What does the PanDA Pilot do?

The task of the PanDA Pilot is to monitor and execute work units on a worker node, either on the job or event level. On the job level, the work unit is a payload that a user or production system wants to execute. The payload has certain requirements, e.g. input and output files, that are staged by the Pilot, and needs a working environment (incl. containers) that is setup by the Pilot. On the event level, the Pilot launches and feeds a payload with event ranges (a set of events to be processed) downloaded from a server.

Job cycle

Jobs are downloaded and processed sequentially until the Pilot runs out of time (defined by PQ.timefloor). All sub-steps are optional and can be executed in containers. The Pilot is monitoring all steps, and report to the server regularly.

PanDA Pilot highlights

  • The Pilot is launched by a pilot wrapper script sent to the WN by Harvester/batch system
  • It is responsible for running payloads created by the users or production system, and monitors all steps and keeping the server updated
    • Any necessary input, and produced output will be transferred from/to the current storage element
    • Input may be accessed directly from storage
    • The payload may consist of a suite of pre-, co- and post-processes as well as the main payload itself (e.g. in HPO jobs)
    • The Pilot can execute special utility processes (e.g. xcache service and memory monitoring tools)
    • All processes can be executed in their own containers, either predetermined or set by the users
    • In the event service mode, the Pilot launches and feeds a payload with event ranges (a set of events to be processed) downloaded from the server
  • All server communications are done with secure https
  • File transfers are handled by dedicated copy tools
    • rucio, xrdcp, gfal, gs, s3, mv/cp/ln, objectstore, lsm (locally defined)
  • Support for HPCs with no outside network communications is done via plug-ins or entire workflows (in the case of Raythena)
  • Identification and reporting of 120+ unique errors
  • Troublesome payloads can be debugged live (PanDA monitor) via the tail of latest modified file uploaded on each server update (every five minutes in debug mode)
  • The Pilot is user (“experiment”) independent and the user codes are stored in plug-ins
  • The current version is Python 2 and 3 compliant (Python 2 support is expected to be dropped in late 2021)
    • A GitHub pull request triggers unit tests and flake8 verifications for Python 2.7, 3.6, 3.7 and 3.8 (as well as automatic code documentation)

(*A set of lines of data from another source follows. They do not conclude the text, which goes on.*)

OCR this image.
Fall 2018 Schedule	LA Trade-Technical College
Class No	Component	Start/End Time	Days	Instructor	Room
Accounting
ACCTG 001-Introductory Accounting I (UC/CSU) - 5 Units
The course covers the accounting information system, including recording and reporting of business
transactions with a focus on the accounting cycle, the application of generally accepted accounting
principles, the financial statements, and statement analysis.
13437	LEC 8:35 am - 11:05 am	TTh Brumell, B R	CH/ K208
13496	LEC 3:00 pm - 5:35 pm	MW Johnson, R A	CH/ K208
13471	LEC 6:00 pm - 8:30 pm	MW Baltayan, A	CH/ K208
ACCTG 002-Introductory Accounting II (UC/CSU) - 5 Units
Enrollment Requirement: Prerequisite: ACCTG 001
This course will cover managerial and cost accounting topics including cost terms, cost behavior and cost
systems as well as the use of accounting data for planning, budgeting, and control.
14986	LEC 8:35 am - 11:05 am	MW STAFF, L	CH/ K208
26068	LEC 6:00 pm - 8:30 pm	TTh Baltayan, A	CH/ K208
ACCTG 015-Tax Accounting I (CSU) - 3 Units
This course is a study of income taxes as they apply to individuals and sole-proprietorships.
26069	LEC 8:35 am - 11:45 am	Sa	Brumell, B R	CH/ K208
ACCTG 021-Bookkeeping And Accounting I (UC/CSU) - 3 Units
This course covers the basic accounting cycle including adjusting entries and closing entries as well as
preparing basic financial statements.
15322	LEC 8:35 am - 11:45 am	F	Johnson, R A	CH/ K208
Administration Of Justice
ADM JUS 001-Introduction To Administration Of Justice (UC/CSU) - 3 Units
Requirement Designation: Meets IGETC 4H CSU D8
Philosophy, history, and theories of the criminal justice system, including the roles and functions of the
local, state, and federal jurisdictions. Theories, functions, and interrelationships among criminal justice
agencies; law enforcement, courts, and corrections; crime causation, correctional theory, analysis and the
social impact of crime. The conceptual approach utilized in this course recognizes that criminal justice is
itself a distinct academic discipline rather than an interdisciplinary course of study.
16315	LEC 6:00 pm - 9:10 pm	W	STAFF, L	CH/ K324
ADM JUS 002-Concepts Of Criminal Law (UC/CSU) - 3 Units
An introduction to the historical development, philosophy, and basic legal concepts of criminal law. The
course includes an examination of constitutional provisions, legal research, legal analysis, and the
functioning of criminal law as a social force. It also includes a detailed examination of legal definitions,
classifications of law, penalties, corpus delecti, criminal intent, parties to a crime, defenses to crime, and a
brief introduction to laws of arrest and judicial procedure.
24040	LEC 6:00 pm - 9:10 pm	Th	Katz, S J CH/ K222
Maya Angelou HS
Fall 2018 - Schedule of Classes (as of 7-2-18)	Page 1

How does the Pilot fit into the PanDA hierarchy?

The PanDA Pilot is executed on the worker nodes on local resources, on grids and clouds, on HPCs and on volunteer computers. It is downloaded and run by wrapper scripts that are sent by Pilot factories to the worker nodes via batch systems. A Pilot interacts with the PanDA server either directly, via a local instance of the ARC Control Tower (a job management framework used on Nordugrid) or with the resource-facing Harvester service (which provides resource provisioning and workload shaping).